Yea I'm something of a mathematician myself

The trick is splitting the paths during backprop. Each player treats the other’s strategy as fixed when computing how to update their own strategy. This corresponds exactly to the “unilateral” part of the Nash equilibrium definition.

I showed these drawings and some words to Gemini 2.5 and asked it “make this like a computer person speak”. And then I took that and demanded “implement this and use the most DL-go-brrr”. And then I cleaned up the syntax errors in cursor by asking “😭” a few times. Tbh, the real value-add here was getting a GUI working so that it was relatively easy to change starting configurations and visualise how the strategies evolved:

The resulting code with a more detailed math spec is all here.

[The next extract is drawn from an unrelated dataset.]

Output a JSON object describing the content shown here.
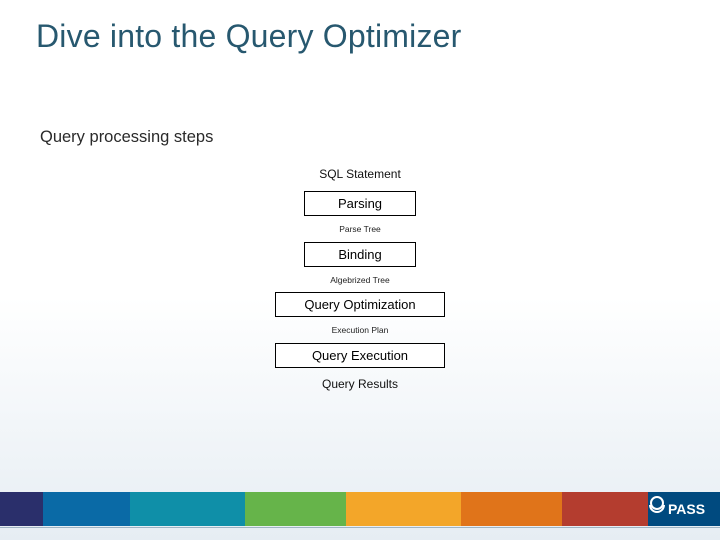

It works, and while this approach doesn’t scale well to more than like 7 players and 7 actions, we can always buy a new datacenter and drink another river. What’s the point of all this? It’s not that I’ve revolutionised game theory computation, it’s that I (understander of sweet fuckall) was able to direct the automatic implementation of working DL solutions just by drawing pictures and grovelling at an LLM, and that means so can you.

Conclusion

String diagrams aren’t just elegant brainrot, they’re a practical tool for cheesing deep learning. By expressing objectives as equational constraints between diagrams, we gain:

  1. A unified language for expressing diverse DL paradigms
  2. A way to build up complex objectives declaratively
  3. The ability to bullshit our way through domains we barely understand

The future of DL might not be about designing complex architectures, but about specifying ever more precise behaviours. You deserve a break, thinkbro: join the dark side and let the universal approximation theorem do the heavy lifting. Next time you’re designing a learning system, consider sketching its intended behaviour as a string diagram first. Or when you’re approaching a domain you know nothing about, try drawing it out diagrammatically and see if DL-powered representation theory can save you from having to learn things.